I have been running a small, homegrown distributed monitoring system 
on my (mostly NetBSD) unix hosts for several months now.
It consists of a master on one host and an agent on every watched host.

A state query client asks over a Unix Domain UDP Socket for the
actual state and receives statereplies, one UDP Packet for every 
state monitored.

Today, I added the 172th probe, and now, when the master is sending
the states down the socket, sendto(2) returns EINVAL, when trying to 
send the 172th UDP packet.

The sendto(2) manpage says:

     [EINVAL]      The total length of the I/O is more than can be expressed
                   by the ssize_t return value.

... which doesn't seem to be my problem, as the messages are
constant sized (321 Bytes)

I am thinking, that the problem could be, that the master just 
sends all the states out the (non-blocking) socket and is hitting 
a resource limit somewhere.

So I have the following questions:

- How do I go about pacing sendto(2) on a non-blocking socket?
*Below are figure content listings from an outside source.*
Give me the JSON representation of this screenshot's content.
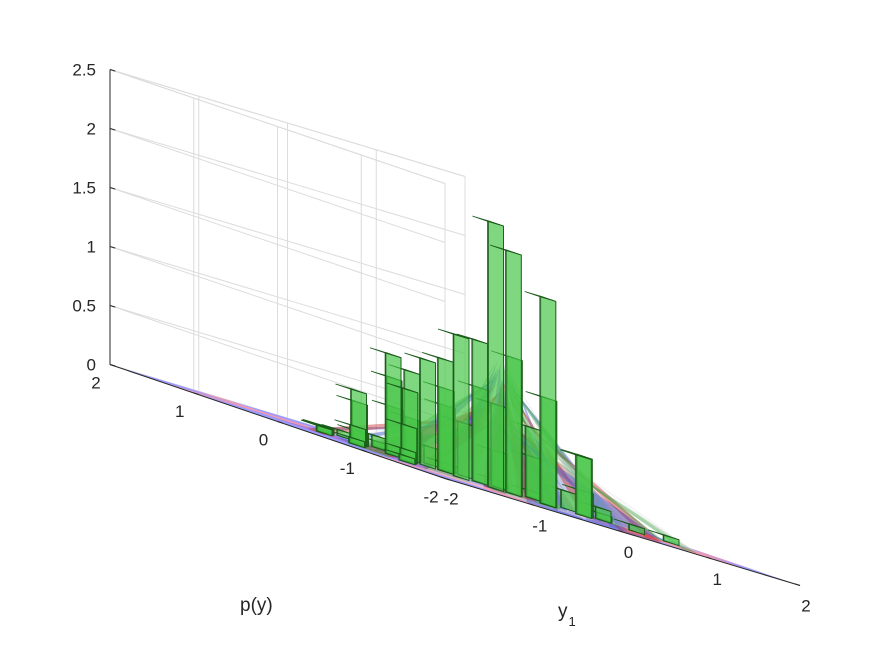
{
  "chart_data": {
    "type": "bar3d",
    "title": "",
    "xlabel": "y",
    "xlabel_subscript": "1",
    "ylabel": "p(y)",
    "zlabel": "",
    "xlim": [
      -2,
      2
    ],
    "ylim": [
      -2,
      2
    ],
    "zlim": [
      0,
      2.5
    ],
    "x_ticks": [
      "-2",
      "-1",
      "0",
      "1",
      "2"
    ],
    "y_ticks": [
      "-2",
      "-1",
      "0",
      "1",
      "2"
    ],
    "z_ticks": [
      "0",
      "0.5",
      "1",
      "1.5",
      "2",
      "2.5"
    ],
    "grid": true,
    "bin_width": 0.2,
    "bars": [
      {
        "x": -0.1,
        "y": -0.5,
        "z": 2.25
      },
      {
        "x": 0.1,
        "y": -0.5,
        "z": 2.05
      },
      {
        "x": 0.3,
        "y": -0.7,
        "z": 1.75
      },
      {
        "x": 0.3,
        "y": -0.3,
        "z": 1.15
      },
      {
        "x": -0.3,
        "y": -0.3,
        "z": 1.2
      },
      {
        "x": 0.1,
        "y": -0.1,
        "z": 1.2
      },
      {
        "x": -0.1,
        "y": 0.1,
        "z": 0.95
      },
      {
        "x": -0.3,
        "y": 0.1,
        "z": 0.9
      },
      {
        "x": 0.5,
        "y": -0.5,
        "z": 0.9
      },
      {
        "x": -0.5,
        "y": 0.3,
        "z": 0.85
      },
      {
        "x": 0.3,
        "y": 0.1,
        "z": 0.8
      },
      {
        "x": -0.1,
        "y": 0.5,
        "z": 0.75
      },
      {
        "x": 0.5,
        "y": 0.1,
        "z": 0.7
      },
      {
        "x": 0.1,
        "y": 0.3,
        "z": 0.7
      },
      {
        "x": -0.3,
        "y": 0.5,
        "z": 0.65
      },
      {
        "x": 0.7,
        "y": -0.1,
        "z": 0.6
      },
      {
        "x": -0.5,
        "y": 0.1,
        "z": 0.6
      },
      {
        "x": 0.3,
        "y": 0.5,
        "z": 0.55
      },
      {
        "x": 0.9,
        "y": -0.5,
        "z": 0.5
      },
      {
        "x": 0.7,
        "y": -0.7,
        "z": 0.5
      },
      {
        "x": -0.7,
        "y": 0.5,
        "z": 0.45
      },
      {
        "x": 0.5,
        "y": 0.5,
        "z": 0.45
      },
      {
        "x": -0.1,
        "y": 0.7,
        "z": 0.4
      },
      {
        "x": 0.1,
        "y": 0.7,
        "z": 0.35
      },
      {
        "x": 0.9,
        "y": 0.1,
        "z": 0.35
      },
      {
        "x": -0.5,
        "y": 0.7,
        "z": 0.35
      },
      {
        "x": 0.7,
        "y": 0.3,
        "z": 0.3
      },
      {
        "x": -0.7,
        "y": -0.1,
        "z": 0.3
      },
      {
        "x": 0.3,
        "y": 0.9,
        "z": 0.25
      },
      {
        "x": 1.1,
        "y": -0.3,
        "z": 0.2
      },
      {
        "x": 1.1,
        "y": -0.1,
        "z": 0.15
      },
      {
        "x": 1.3,
        "y": -0.3,
        "z": 0.1
      },
      {
        "x": -0.9,
        "y": 0.3,
        "z": 0.15
      },
      {
        "x": 0.5,
        "y": 0.9,
        "z": 0.15
      },
      {
        "x": -0.3,
        "y": 0.9,
        "z": 0.1
      },
      {
        "x": 0.1,
        "y": 1.1,
        "z": 0.1
      },
      {
        "x": -0.9,
        "y": -0.3,
        "z": 0.1
      },
      {
        "x": 0.9,
        "y": 0.5,
        "z": 0.05
      },
      {
        "x": 1.3,
        "y": -0.7,
        "z": 0.05
      },
      {
        "x": -0.7,
        "y": 0.9,
        "z": 0.05
      },
      {
        "x": -0.9,
        "y": 0.7,
        "z": 0.05
      },
      {
        "x": 1.5,
        "y": -0.1,
        "z": 0.05
      },
      {
        "x": -1.1,
        "y": 0.1,
        "z": 0.05
      },
      {
        "x": 0.7,
        "y": 0.9,
        "z": 0.05
      },
      {
        "x": -0.5,
        "y": 1.1,
        "z": 0.05
      },
      {
        "x": 0.3,
        "y": 1.3,
        "z": 0.05
      },
      {
        "x": 1.1,
        "y": 0.3,
        "z": 0.05
      },
      {
        "x": -1.1,
        "y": -0.5,
        "z": 0.05
      },
      {
        "x": 1.5,
        "y": -0.9,
        "z": 0.05
      },
      {
        "x": -0.1,
        "y": 1.3,
        "z": 0.05
      }
    ],
    "floor_regions": {
      "base_color": "#9a9aff",
      "pink_color": "#ff9aa6",
      "purple_color": "#8a5ad0",
      "pink_x_bands": [
        [
          -1.1,
          -0.7
        ],
        [
          0.9,
          1.5
        ]
      ],
      "pink_y_bands": [
        [
          -1.4,
          -0.9
        ],
        [
          1.1,
          1.5
        ]
      ]
    },
    "surface_colors": [
      "#c83030",
      "#3aa040",
      "#e8e8e8",
      "#4060d0"
    ],
    "bar_color": "#5ee05e"
  }
}
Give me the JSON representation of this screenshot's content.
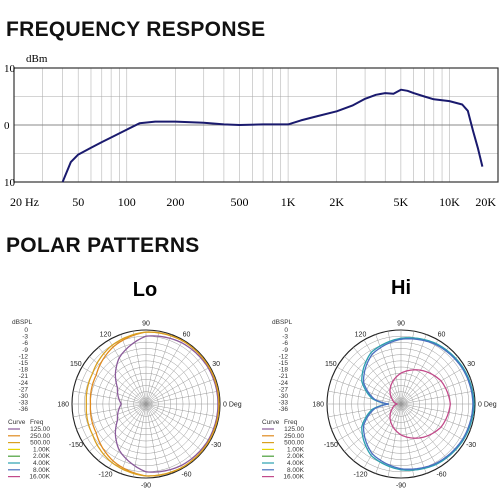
{
  "headings": {
    "frequency": "FREQUENCY RESPONSE",
    "polar": "POLAR PATTERNS"
  },
  "chart_data": [
    {
      "type": "line",
      "title": "FREQUENCY RESPONSE",
      "ylabel": "dBm",
      "x_scale": "log",
      "xlim": [
        20,
        20000
      ],
      "ylim": [
        -10,
        10
      ],
      "x_tick_labels": [
        "20 Hz",
        "50",
        "100",
        "200",
        "500",
        "1K",
        "2K",
        "5K",
        "10K",
        "20K"
      ],
      "x_tick_values": [
        20,
        50,
        100,
        200,
        500,
        1000,
        2000,
        5000,
        10000,
        20000
      ],
      "y_tick_labels": [
        "10",
        "0",
        "10"
      ],
      "y_tick_values": [
        10,
        0,
        -10
      ],
      "grid": true,
      "line_color": "#1a1a6e",
      "series": [
        {
          "x": [
            40,
            45,
            50,
            60,
            70,
            80,
            100,
            120,
            150,
            200,
            300,
            400,
            500,
            700,
            1000,
            1200,
            1500,
            2000,
            2500,
            3000,
            3500,
            4000,
            4500,
            5000,
            5500,
            6000,
            7000,
            8000,
            10000,
            12000,
            13000,
            14000,
            15000,
            16000
          ],
          "y": [
            -10,
            -6.5,
            -5.2,
            -4.0,
            -3.0,
            -2.2,
            -0.8,
            0.3,
            0.6,
            0.6,
            0.4,
            0.1,
            0.0,
            0.1,
            0.1,
            0.8,
            1.5,
            2.4,
            3.4,
            4.6,
            5.3,
            5.6,
            5.5,
            6.2,
            6.0,
            5.6,
            5.0,
            4.5,
            4.2,
            3.6,
            2.5,
            -1.0,
            -4.0,
            -7.3
          ]
        }
      ]
    },
    {
      "type": "polar",
      "title": "Lo",
      "r_label": "dBSPL",
      "r_tick_labels": [
        "0",
        "-3",
        "-6",
        "-9",
        "-12",
        "-15",
        "-18",
        "-21",
        "-24",
        "-27",
        "-30",
        "-33",
        "-36"
      ],
      "rlim": [
        -36,
        0
      ],
      "angle_labels": [
        "90",
        "60",
        "30",
        "0 Deg",
        "-30",
        "-60",
        "-90",
        "-120",
        "-150",
        "180",
        "150",
        "120"
      ],
      "angle_values": [
        90,
        60,
        30,
        0,
        -30,
        -60,
        -90,
        -120,
        -150,
        180,
        150,
        120
      ],
      "legend_header": [
        "Curve",
        "Freq"
      ],
      "legend": [
        {
          "freq": "125.00",
          "color": "#8a5a9a"
        },
        {
          "freq": "250.00",
          "color": "#e08a1e"
        },
        {
          "freq": "500.00",
          "color": "#d9a020"
        },
        {
          "freq": "1.00K",
          "color": "#e6d400"
        },
        {
          "freq": "2.00K",
          "color": "#4a9e3a"
        },
        {
          "freq": "4.00K",
          "color": "#2aa0b0"
        },
        {
          "freq": "8.00K",
          "color": "#4a6fc0"
        },
        {
          "freq": "16.00K",
          "color": "#c24a8a"
        }
      ],
      "series": [
        {
          "freq": "125.00",
          "color": "#8a5a9a",
          "angle": [
            0,
            30,
            60,
            90,
            120,
            150,
            180,
            210,
            240,
            270,
            300,
            330
          ],
          "db": [
            -1,
            -1,
            -1.5,
            -3,
            -10,
            -20,
            -24,
            -20,
            -10,
            -3,
            -1.5,
            -1
          ]
        },
        {
          "freq": "250.00",
          "color": "#e08a1e",
          "angle": [
            0,
            30,
            60,
            90,
            120,
            150,
            180,
            210,
            240,
            270,
            300,
            330
          ],
          "db": [
            -0.5,
            -0.5,
            -0.5,
            -1,
            -4,
            -8,
            -9,
            -8,
            -4,
            -1,
            -0.5,
            -0.5
          ]
        },
        {
          "freq": "500.00",
          "color": "#d9a020",
          "angle": [
            0,
            30,
            60,
            90,
            120,
            150,
            180,
            210,
            240,
            270,
            300,
            330
          ],
          "db": [
            -0.5,
            -0.5,
            -0.5,
            -1,
            -3,
            -6,
            -7,
            -6,
            -3,
            -1,
            -0.5,
            -0.5
          ]
        }
      ]
    },
    {
      "type": "polar",
      "title": "Hi",
      "r_label": "dBSPL",
      "r_tick_labels": [
        "0",
        "-3",
        "-6",
        "-9",
        "-12",
        "-15",
        "-18",
        "-21",
        "-24",
        "-27",
        "-30",
        "-33",
        "-36"
      ],
      "rlim": [
        -36,
        0
      ],
      "angle_labels": [
        "90",
        "60",
        "30",
        "0 Deg",
        "-30",
        "-60",
        "-90",
        "-120",
        "-150",
        "180",
        "150",
        "120"
      ],
      "angle_values": [
        90,
        60,
        30,
        0,
        -30,
        -60,
        -90,
        -120,
        -150,
        180,
        150,
        120
      ],
      "legend_header": [
        "Curve",
        "Freq"
      ],
      "legend": [
        {
          "freq": "125.00",
          "color": "#8a5a9a"
        },
        {
          "freq": "250.00",
          "color": "#e08a1e"
        },
        {
          "freq": "500.00",
          "color": "#d9a020"
        },
        {
          "freq": "1.00K",
          "color": "#e6d400"
        },
        {
          "freq": "2.00K",
          "color": "#4a9e3a"
        },
        {
          "freq": "4.00K",
          "color": "#2aa0b0"
        },
        {
          "freq": "8.00K",
          "color": "#4a6fc0"
        },
        {
          "freq": "16.00K",
          "color": "#c24a8a"
        }
      ],
      "series": [
        {
          "freq": "4.00K",
          "color": "#2aa0b0",
          "angle": [
            0,
            30,
            60,
            90,
            120,
            150,
            170,
            180,
            190,
            210,
            240,
            270,
            300,
            330
          ],
          "db": [
            -0.5,
            -1,
            -2,
            -4,
            -7,
            -14,
            -22,
            -30,
            -22,
            -14,
            -7,
            -4,
            -2,
            -1
          ]
        },
        {
          "freq": "8.00K",
          "color": "#4a6fc0",
          "angle": [
            0,
            30,
            60,
            90,
            120,
            150,
            170,
            180,
            190,
            210,
            240,
            270,
            300,
            330
          ],
          "db": [
            -1,
            -1.5,
            -2.5,
            -4.5,
            -8,
            -15,
            -23,
            -30,
            -23,
            -15,
            -8,
            -4.5,
            -2.5,
            -1.5
          ]
        },
        {
          "freq": "16.00K",
          "color": "#c24a8a",
          "angle": [
            0,
            30,
            60,
            90,
            120,
            150,
            180,
            210,
            240,
            270,
            300,
            330
          ],
          "db": [
            -12,
            -13.5,
            -17,
            -21,
            -26,
            -31,
            -34,
            -31,
            -26,
            -21,
            -17,
            -13.5
          ]
        }
      ]
    }
  ]
}
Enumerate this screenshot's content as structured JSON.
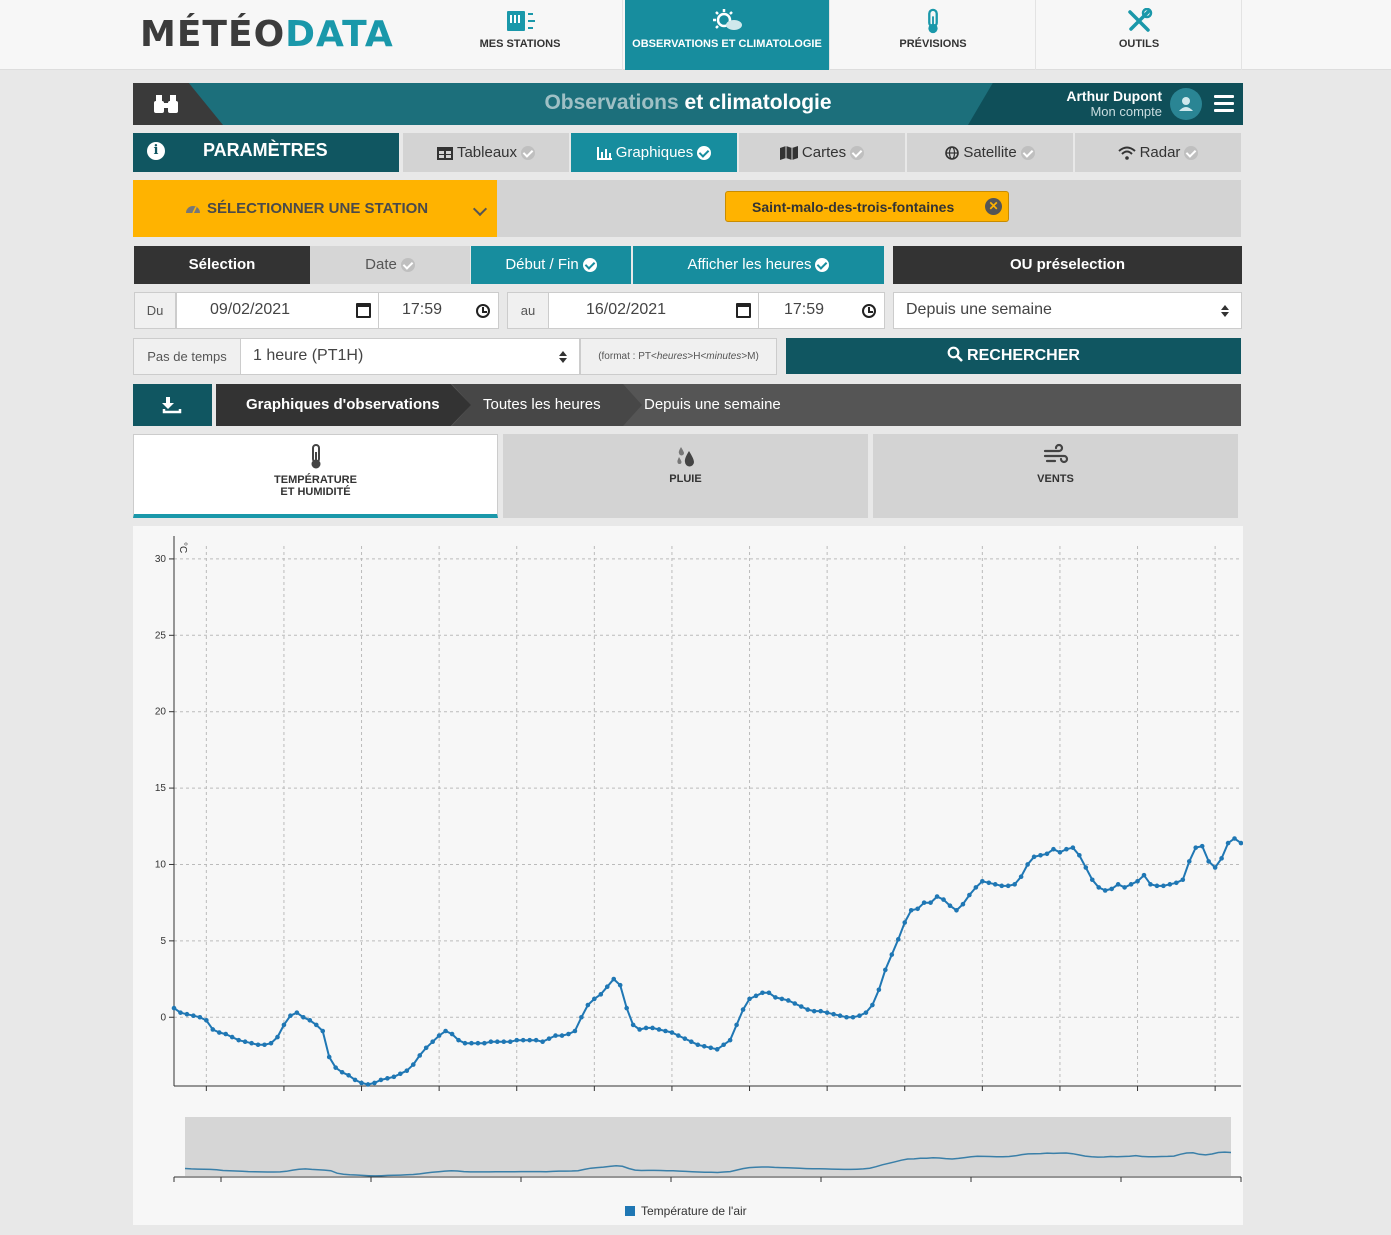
{
  "logo": {
    "part1": "MÉTÉO",
    "part2": "DATA"
  },
  "nav": [
    {
      "label": "MES STATIONS",
      "icon": "station-icon",
      "active": false
    },
    {
      "label": "OBSERVATIONS ET CLIMATOLOGIE",
      "icon": "weather-sun-cloud-icon",
      "active": true
    },
    {
      "label": "PRÉVISIONS",
      "icon": "thermometer-icon",
      "active": false
    },
    {
      "label": "OUTILS",
      "icon": "tools-icon",
      "active": false
    }
  ],
  "header": {
    "title_part1": "Observations",
    "title_part2": "et climatologie",
    "user_name": "Arthur Dupont",
    "user_account": "Mon compte"
  },
  "tabs": {
    "params_label": "PARAMÈTRES",
    "views": [
      {
        "label": "Tableaux",
        "icon": "table-icon",
        "active": false
      },
      {
        "label": "Graphiques",
        "icon": "bar-chart-icon",
        "active": true
      },
      {
        "label": "Cartes",
        "icon": "map-icon",
        "active": false
      },
      {
        "label": "Satellite",
        "icon": "globe-icon",
        "active": false
      },
      {
        "label": "Radar",
        "icon": "wifi-icon",
        "active": false
      }
    ]
  },
  "station": {
    "select_label": "SÉLECTIONNER UNE STATION",
    "selected": "Saint-malo-des-trois-fontaines"
  },
  "selection": {
    "selection_label": "Sélection",
    "date_label": "Date",
    "debut_fin_label": "Début / Fin",
    "afficher_heures_label": "Afficher les heures",
    "preselection_label": "OU préselection"
  },
  "dates": {
    "from_label": "Du",
    "from_date": "09/02/2021",
    "from_time": "17:59",
    "to_label": "au",
    "to_date": "16/02/2021",
    "to_time": "17:59",
    "preset": "Depuis une semaine"
  },
  "step": {
    "label": "Pas de temps",
    "value": "1 heure (PT1H)",
    "format_prefix": "(format : PT<",
    "format_h": "heures",
    "format_mid": ">H<",
    "format_m": "minutes",
    "format_suffix": ">M)",
    "search_label": "RECHERCHER"
  },
  "breadcrumb": [
    "Graphiques d'observations",
    "Toutes les heures",
    "Depuis une semaine"
  ],
  "chart_tabs": [
    {
      "line1": "TEMPÉRATURE",
      "line2": "ET HUMIDITÉ",
      "icon": "thermometer-icon",
      "active": true
    },
    {
      "line1": "PLUIE",
      "line2": "",
      "icon": "rain-drops-icon",
      "active": false
    },
    {
      "line1": "VENTS",
      "line2": "",
      "icon": "wind-icon",
      "active": false
    }
  ],
  "chart_data": {
    "type": "line",
    "ylabel": "°C",
    "ylim": [
      -4.5,
      31.5
    ],
    "yticks": [
      0,
      5,
      10,
      15,
      20,
      25,
      30
    ],
    "grid": true,
    "legend_position": "bottom-center",
    "series": [
      {
        "name": "Température de l'air",
        "color": "#1f77b4",
        "values": [
          0.6,
          0.3,
          0.2,
          0.1,
          0.0,
          -0.2,
          -0.8,
          -1.0,
          -1.1,
          -1.3,
          -1.5,
          -1.6,
          -1.7,
          -1.8,
          -1.8,
          -1.7,
          -1.3,
          -0.5,
          0.1,
          0.3,
          0.0,
          -0.2,
          -0.5,
          -0.9,
          -2.6,
          -3.3,
          -3.6,
          -3.8,
          -4.1,
          -4.3,
          -4.4,
          -4.3,
          -4.1,
          -4.0,
          -3.9,
          -3.7,
          -3.5,
          -3.1,
          -2.5,
          -2.0,
          -1.6,
          -1.2,
          -0.9,
          -1.1,
          -1.5,
          -1.7,
          -1.7,
          -1.7,
          -1.7,
          -1.6,
          -1.6,
          -1.6,
          -1.6,
          -1.5,
          -1.5,
          -1.5,
          -1.5,
          -1.6,
          -1.4,
          -1.2,
          -1.2,
          -1.1,
          -0.9,
          0.0,
          0.8,
          1.2,
          1.5,
          2.0,
          2.5,
          2.1,
          0.6,
          -0.5,
          -0.8,
          -0.7,
          -0.7,
          -0.8,
          -0.9,
          -1.0,
          -1.2,
          -1.4,
          -1.6,
          -1.8,
          -1.9,
          -2.0,
          -2.1,
          -1.8,
          -1.5,
          -0.5,
          0.5,
          1.2,
          1.4,
          1.6,
          1.6,
          1.3,
          1.2,
          1.1,
          0.9,
          0.7,
          0.5,
          0.4,
          0.4,
          0.3,
          0.2,
          0.1,
          0.0,
          0.0,
          0.1,
          0.3,
          0.8,
          1.8,
          3.1,
          4.1,
          5.1,
          6.2,
          7.0,
          7.1,
          7.5,
          7.5,
          7.9,
          7.7,
          7.3,
          7.0,
          7.4,
          8.0,
          8.5,
          8.9,
          8.8,
          8.7,
          8.6,
          8.6,
          8.7,
          9.2,
          10.0,
          10.5,
          10.6,
          10.7,
          11.0,
          10.8,
          11.0,
          11.1,
          10.6,
          9.8,
          9.0,
          8.5,
          8.3,
          8.4,
          8.7,
          8.5,
          8.7,
          8.9,
          9.3,
          8.7,
          8.6,
          8.6,
          8.7,
          8.8,
          9.0,
          10.2,
          11.1,
          11.2,
          10.2,
          9.8,
          10.4,
          11.4,
          11.7,
          11.4
        ]
      }
    ]
  }
}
- Is sendto(2) giving me a misleading/wrong error message? 
  Or is the sendto(2) manpage not concise enough?

Thanks alot

Chris


Here is the code snippet in question:

-------------------------------------- 8< --------------------------------------

	/* Walk through the monProbes linked list and send every probe's status */

	for(mpc = monProbes; mpc != NULL; mpc = mpc->next) {
		if (mpc->Enabled == PROBE_ENABLED) {

			snprintf(dgdata, LEN_MSG_STATUSREPLY, 
				"%2.2s%4d%4d%4d%-64.64s%-25.25s%-64.64s%1d%10d%1d%10d%-128.128s%4d",
				MSG_STATUSREPLY,
				mpc->ProbeID,
				ProbeNumber,
				TotalProbes,
				mpc->HostName,
				mpc->Probe,
				mpc->Arguments,
				mpc->CurrentState,
				(int) mpc->ts_CurrentState,
				mpc->LastState,
				(int) mpc->ts_LastState,
				mpc->StateDescription,
				mpc->FailedCount
			);

			CharsSent = sendto(lsockfd, dgdata, LEN_MSG_STATUSREPLY-1, 0, 
				(struct sockaddr *) &dg->sa.client_sau, dg->dg_salen);

			if (CharsSent == -1) {
				/* HERE it gets, when having sent 171 packets and trying to send the 172th */
				ErrMsg(ERR_RETURN, ERR_PRINTERRNO, 
					"sendStatus: could not send probe status %d of %d (ProbeID=%d)",
					ProbeNumber, TotalProbes, mpc->ProbeID);
				return;
			}

			ProbeNumber++;

		}
	}

-------------------------------------- 8< --------------------------------------

-- 
----------------------------------------------------------------------
Christoph Kaegi                                           kgc@zhwin.ch
----------------------------------------------------------------------